100 Scripts in 30 Days challenge: Script 29, 30,31,32 & 33 — Using pyspark for Data & SWIFT BIC Masking

In my previous roles I have come across many scenarios where we will have to do data masking on production data dump that we get and load it to a QA database. Now this is a very common scenario in any enterprise setup. The common formats that we have used are wither SQL queries, stored procedures or shell scripts. And for Financial institutions BIC masking is one of the general masking activities they do where ever SWIFT Data is involved. In this experiment I am trying to do Data Masking using PySpark which can showcase it ETL capabilities and also how it can be used in masking data in various environments.

What is SWIFT BIC?

The SWIFT Code is a standard format for Business Identifier Codes (BIC) and it’s used to uniquely identify banks and financial institutions globally — it says who and where they are.These codes are used when transferring money between banks, in particular for international wire transfers or SEPA payments. Banks also use these codes to exchange messages.

For the purpose of this experiment I did web scraping to extract BICs from the below site:

Web Scraper for Bic Extraction from Website

This is a Web Scraper code for extracting BIC from the website.

parse_spages() function parses the main page and find the alphabet pages for the country.

parse_country() function extracts the country pages url and passes to parse_countr_pgs() for the country page to be parsed and extract the BIC.
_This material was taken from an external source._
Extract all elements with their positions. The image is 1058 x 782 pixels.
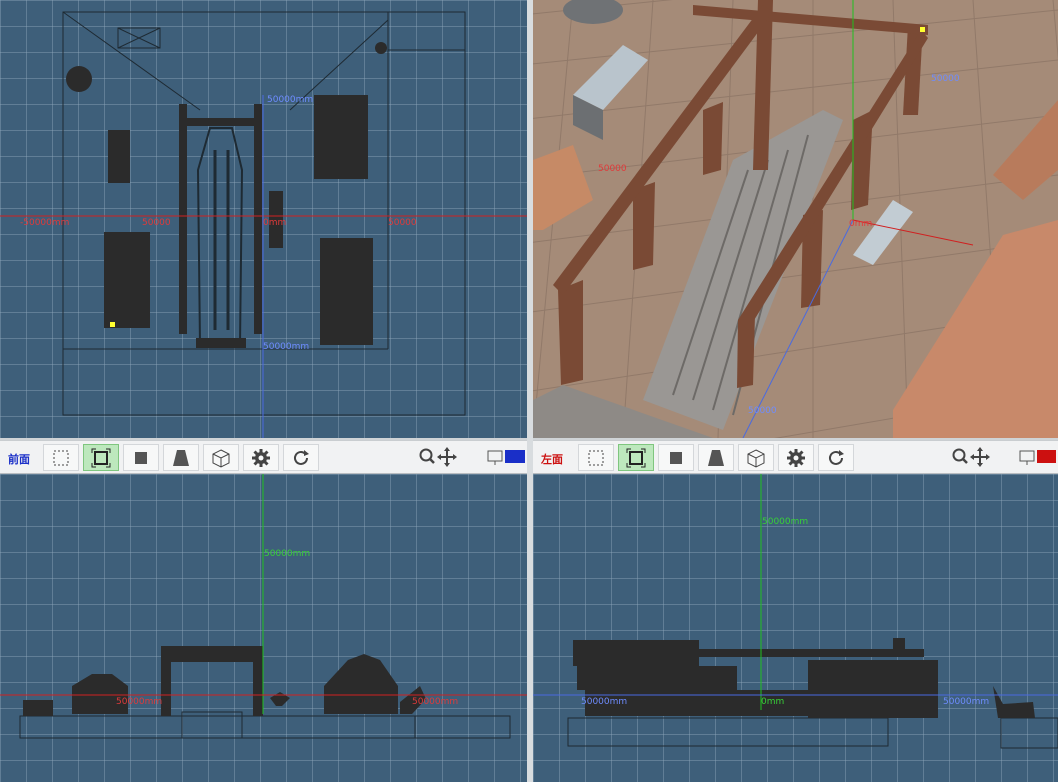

parse_countr_pgs() function helps in extracting the HTML Data that contains the BIC data save the HTML bic data information into .pickle files to be parsed later.

Clean BIC Data and save it back to pickle files.

The following script reads Bic data from Pickle file and filter it and saved the refined data into a csv file. In this we use html2text to read the html files from the pickle DB and then convert to markdown text and then search for pipe separated text where we have Bic text.

The below pattern helps used regular expression to find the lines that contains a BIC.

pattern = “^.*([a-zA-Z]){4}([a-zA-Z]){2}([0–9a-zA-Z]){2}([0–9a-zA-Z]{3})?.*$”

Generating Fake Data for the Actual Experiment

The below code uses Faker library which has many functions to get random values for address, people, telephone number and various other types of data. I used the Faker library and randomized form for BIC data add to the test data.

The test data will have the following columns.

ACCOUNT_ID,STREET_ADDRESS,SECONDARY_ADDRESS,POSTAL_CODE,CITY,COUNTRY,COUNTRY_CODE,ZIP_CODE,SWIFT_ADDR,TEL_NUM,EMAIL_ADDR,CNTCT_PRSN,CMPNY_NAME,FAX_NUM

Following Sample Data

AO0000027338,39184 Haden Place Suite 992,Apt. 558,39580,North Ova,Ghana,GH,41324
,DELBDE33XXX,1–091–342–5557x52643,honora56@walter.org,LeeSchultz,Senger-Berge,(
201)864–3352

Loading the CSV to a Postgres Database using PySpark

The below script helps to load the data to a database using Pyspark. I used the following command to load the below data and it created a new table with appropriate data types in Postgres. This a very good feature I liked of PySpark data frames.

spark-submit — driver-class-path postgresql-42.1.1.jre6.jar script_32_load_data.py

Finally the data is loaded into test_bics1 table.

Masking Data using pyspark

For the purposes of masking the data, I have created the below script, I only worked on 100 records because of the limitations on my system allocating only 1GB driver memory at the end of which there is not enough Heap Size for the data to processed for multiple data frames.Hence one major issues that I faced is that you not only need lot of memory but also have to do an optimized tuning of the Spark cluster or environment for it to run optimally which was out of the scope of my current experiment. Finally the script worked and it gave the desirable output.

I used the udf functions to apply masking and used spark sql to apply these udf functions in a single statement. And finally write to another table. This is another issue I found with “overwirte” option for writing Dataframe to a JDBC connection that it fails to overwrite an existing table.

Finally it was a great experience doing this code finally I was able to get the masked data in the following format where based on the account ID many fields were masked except country and country code and in Swift address I changed the last 3 digits as XXXX. It took me long but also a perfect end to my month long exploration of Python and a great learning opportunity for different aspects of Python.